Public records are ours by law

Staff Editorial

We need to demand more transparency from our University.

A year ago, Jacob Oblak, a law student at Vermont Law School, filed a public records request with UVM to see a police affidavit of Wesley Richter, who was arrested by UVM police after allegedly making a racial threat.

Oblak’s request was denied by Gary Derr, Vice President for executive operations.

He is now suing the University in the Vermont Supreme Court and his case is to be heard May 15.

If we allow the University to continue withholding public information with no repercussions, the line between what is allowed and what isn’t will be irreparably greyed.

The push for the freedom of information began in 1952 when the US government under Dwight D. Eisenhower refused to hand over documents associated with the dismissals of several federal employees accused of being communists.

Vermont has its own public records law for state agencies not covered under FOIA. The law allows for citizens to check agents of the Vermont government including UVM and its police services. Oblak is trying to do exactly that, check a public agency after they were found to not have the right to arrest Richter.
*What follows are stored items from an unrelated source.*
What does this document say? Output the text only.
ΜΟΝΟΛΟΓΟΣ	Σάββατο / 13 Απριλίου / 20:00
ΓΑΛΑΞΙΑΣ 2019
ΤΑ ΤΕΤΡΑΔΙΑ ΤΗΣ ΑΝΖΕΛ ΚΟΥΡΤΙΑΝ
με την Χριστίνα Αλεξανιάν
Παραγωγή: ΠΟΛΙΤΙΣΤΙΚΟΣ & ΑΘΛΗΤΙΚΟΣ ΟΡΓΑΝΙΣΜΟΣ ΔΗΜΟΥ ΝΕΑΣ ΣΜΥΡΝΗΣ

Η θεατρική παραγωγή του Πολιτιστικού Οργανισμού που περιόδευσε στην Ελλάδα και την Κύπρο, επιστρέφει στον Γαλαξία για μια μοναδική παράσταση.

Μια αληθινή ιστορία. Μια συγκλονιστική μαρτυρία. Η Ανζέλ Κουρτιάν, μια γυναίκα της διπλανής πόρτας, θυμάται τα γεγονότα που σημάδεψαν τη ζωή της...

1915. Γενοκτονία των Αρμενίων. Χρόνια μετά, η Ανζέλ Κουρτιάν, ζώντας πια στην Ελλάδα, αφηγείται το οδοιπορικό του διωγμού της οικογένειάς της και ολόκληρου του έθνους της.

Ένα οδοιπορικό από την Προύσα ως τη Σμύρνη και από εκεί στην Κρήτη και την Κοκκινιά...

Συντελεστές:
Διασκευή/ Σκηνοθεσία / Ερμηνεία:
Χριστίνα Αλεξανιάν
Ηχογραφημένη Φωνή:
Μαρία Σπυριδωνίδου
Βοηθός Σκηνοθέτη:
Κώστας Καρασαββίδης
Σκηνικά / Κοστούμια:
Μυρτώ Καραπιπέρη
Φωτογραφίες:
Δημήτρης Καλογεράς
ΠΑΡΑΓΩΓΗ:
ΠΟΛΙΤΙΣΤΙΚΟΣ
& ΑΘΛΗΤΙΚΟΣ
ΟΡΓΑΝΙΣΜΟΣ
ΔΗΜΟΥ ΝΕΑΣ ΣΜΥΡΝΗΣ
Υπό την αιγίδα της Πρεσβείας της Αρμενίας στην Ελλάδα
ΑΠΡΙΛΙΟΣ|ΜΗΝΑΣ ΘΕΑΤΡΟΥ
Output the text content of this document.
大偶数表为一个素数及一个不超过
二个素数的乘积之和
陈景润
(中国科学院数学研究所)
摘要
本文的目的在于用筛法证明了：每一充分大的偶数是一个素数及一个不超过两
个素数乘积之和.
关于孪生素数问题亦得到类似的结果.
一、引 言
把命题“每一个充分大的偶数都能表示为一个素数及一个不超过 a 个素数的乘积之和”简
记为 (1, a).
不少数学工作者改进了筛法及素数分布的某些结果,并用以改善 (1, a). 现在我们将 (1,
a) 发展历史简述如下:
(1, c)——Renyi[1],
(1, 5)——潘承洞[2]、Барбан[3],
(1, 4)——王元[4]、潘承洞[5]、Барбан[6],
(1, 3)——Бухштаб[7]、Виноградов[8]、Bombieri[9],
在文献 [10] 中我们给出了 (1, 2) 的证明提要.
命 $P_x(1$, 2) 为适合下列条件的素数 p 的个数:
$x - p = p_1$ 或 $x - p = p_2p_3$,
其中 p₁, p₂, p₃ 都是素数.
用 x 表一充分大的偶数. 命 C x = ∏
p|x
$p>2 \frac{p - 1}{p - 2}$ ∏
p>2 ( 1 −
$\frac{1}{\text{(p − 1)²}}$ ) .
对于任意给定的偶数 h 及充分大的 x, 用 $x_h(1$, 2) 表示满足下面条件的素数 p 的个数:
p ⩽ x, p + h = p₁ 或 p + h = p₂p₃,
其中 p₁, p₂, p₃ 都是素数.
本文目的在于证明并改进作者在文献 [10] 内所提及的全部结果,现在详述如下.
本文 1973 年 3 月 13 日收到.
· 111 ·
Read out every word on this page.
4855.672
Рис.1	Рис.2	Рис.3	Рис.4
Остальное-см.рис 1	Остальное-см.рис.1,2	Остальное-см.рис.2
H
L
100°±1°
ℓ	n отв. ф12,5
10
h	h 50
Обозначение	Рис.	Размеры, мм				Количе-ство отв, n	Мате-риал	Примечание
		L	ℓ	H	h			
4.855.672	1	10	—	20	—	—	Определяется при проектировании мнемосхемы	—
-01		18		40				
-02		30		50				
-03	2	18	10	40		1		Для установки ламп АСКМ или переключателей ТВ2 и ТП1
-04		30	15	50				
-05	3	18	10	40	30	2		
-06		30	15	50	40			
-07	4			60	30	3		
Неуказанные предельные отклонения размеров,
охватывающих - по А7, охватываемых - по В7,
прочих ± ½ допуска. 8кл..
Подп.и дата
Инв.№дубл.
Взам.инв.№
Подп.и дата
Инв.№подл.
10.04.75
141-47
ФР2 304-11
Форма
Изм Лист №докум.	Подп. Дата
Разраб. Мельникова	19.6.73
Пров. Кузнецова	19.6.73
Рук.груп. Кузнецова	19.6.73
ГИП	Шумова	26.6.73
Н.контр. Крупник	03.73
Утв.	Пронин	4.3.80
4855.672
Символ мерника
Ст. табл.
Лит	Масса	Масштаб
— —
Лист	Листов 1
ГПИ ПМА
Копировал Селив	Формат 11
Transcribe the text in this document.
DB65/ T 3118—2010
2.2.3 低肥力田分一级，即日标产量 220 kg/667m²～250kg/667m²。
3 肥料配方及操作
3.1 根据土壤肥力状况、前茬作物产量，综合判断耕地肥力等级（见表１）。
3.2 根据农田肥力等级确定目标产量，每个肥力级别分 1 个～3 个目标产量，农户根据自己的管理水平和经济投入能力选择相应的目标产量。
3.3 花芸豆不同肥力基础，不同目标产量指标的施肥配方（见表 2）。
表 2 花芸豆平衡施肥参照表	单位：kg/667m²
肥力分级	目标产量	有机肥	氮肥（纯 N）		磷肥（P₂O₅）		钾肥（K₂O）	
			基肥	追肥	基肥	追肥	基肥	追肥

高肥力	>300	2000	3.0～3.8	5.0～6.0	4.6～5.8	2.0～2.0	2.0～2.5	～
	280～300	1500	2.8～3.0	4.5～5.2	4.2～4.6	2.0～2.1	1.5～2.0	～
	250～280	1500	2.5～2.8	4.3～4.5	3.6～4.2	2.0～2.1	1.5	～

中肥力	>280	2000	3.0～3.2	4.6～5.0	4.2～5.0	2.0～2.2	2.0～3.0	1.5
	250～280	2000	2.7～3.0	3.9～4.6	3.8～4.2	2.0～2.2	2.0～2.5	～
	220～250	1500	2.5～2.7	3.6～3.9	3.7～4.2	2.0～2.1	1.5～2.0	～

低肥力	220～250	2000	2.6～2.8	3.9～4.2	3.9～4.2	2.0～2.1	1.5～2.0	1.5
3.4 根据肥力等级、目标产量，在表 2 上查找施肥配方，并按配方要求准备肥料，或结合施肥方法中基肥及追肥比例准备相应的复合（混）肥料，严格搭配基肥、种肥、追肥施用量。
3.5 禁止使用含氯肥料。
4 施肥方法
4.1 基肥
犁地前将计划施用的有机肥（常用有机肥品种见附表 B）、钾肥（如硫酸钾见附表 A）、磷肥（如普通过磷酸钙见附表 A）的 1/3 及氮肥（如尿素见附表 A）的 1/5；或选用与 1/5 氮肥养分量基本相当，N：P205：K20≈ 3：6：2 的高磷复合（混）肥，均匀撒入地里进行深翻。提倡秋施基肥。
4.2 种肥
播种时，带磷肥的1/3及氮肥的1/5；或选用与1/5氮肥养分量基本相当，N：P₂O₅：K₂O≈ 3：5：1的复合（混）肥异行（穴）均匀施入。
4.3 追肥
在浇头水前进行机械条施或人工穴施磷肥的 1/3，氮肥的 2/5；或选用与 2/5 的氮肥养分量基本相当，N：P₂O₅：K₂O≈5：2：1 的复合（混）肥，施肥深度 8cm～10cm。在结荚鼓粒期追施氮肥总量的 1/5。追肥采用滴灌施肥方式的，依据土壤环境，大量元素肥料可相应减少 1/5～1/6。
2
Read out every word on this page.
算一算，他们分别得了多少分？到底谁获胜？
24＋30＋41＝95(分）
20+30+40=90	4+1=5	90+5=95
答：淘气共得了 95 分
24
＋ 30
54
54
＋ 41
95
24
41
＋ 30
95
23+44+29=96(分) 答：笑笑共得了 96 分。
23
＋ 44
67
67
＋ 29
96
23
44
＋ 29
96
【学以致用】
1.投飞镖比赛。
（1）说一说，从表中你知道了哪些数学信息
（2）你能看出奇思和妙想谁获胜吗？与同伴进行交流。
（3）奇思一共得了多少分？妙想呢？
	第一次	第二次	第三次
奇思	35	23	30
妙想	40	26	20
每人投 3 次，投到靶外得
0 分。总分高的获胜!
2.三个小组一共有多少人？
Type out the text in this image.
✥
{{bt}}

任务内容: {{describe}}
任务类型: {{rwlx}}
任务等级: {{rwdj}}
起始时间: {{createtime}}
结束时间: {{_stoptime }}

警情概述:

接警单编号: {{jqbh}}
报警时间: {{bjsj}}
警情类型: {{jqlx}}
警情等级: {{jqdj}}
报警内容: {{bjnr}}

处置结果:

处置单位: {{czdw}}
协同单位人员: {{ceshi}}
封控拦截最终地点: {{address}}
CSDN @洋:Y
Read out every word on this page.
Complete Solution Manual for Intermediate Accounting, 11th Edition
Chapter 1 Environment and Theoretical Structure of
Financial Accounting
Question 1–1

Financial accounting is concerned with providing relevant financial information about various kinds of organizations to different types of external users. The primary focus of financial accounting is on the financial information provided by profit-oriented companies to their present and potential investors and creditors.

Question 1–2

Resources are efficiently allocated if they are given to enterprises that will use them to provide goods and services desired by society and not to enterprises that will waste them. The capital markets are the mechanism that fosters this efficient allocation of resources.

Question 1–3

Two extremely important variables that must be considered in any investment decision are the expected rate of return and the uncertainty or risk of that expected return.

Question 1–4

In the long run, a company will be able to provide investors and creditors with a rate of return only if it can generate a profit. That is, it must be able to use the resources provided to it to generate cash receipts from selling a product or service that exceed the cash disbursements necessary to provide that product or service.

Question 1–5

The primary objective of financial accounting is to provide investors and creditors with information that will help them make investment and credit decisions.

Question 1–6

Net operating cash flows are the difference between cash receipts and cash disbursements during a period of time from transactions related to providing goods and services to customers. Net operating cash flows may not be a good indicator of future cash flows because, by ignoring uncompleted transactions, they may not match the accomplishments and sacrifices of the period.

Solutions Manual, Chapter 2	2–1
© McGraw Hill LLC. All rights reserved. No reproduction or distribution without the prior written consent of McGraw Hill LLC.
If the role of the people in a functioning democratic society is to be a check on their government, then the right to view public records is central to that.

One of the laws Derr cited as reasoning for his denial was the Family Educational Privacy Act, therefore making the police affidavit an educational record.

According to Frank LoMonte, director of the Brechner Center for Freedom of Information at the University of Florida, there is never a reason under FERPA for a university to deny a police document on the grounds that it is an educational record.

As journalists, we understand the importance of information and make it our mission to bring that information to the public.

Bill Kovach and Tom Rosenteil, in their book ‘The Elements of Journalism,’ write, “the primary purpose of journalism is to provide citizens with the information they need to be free and self governing.”

If UVM gets away with denying free information, it is an infringement on our constitutional rights to uphold the values of democracy.

Now, maybe more than ever, it is vital to protect our democratic values, including the right to check the power of our leaders.

The Cynic stands with Jacob Oblak in his fight for free information.

Staff editorials officially reflect the views of the Vermont Cynic. Signed opinion pieces and columns do not necessarily do so.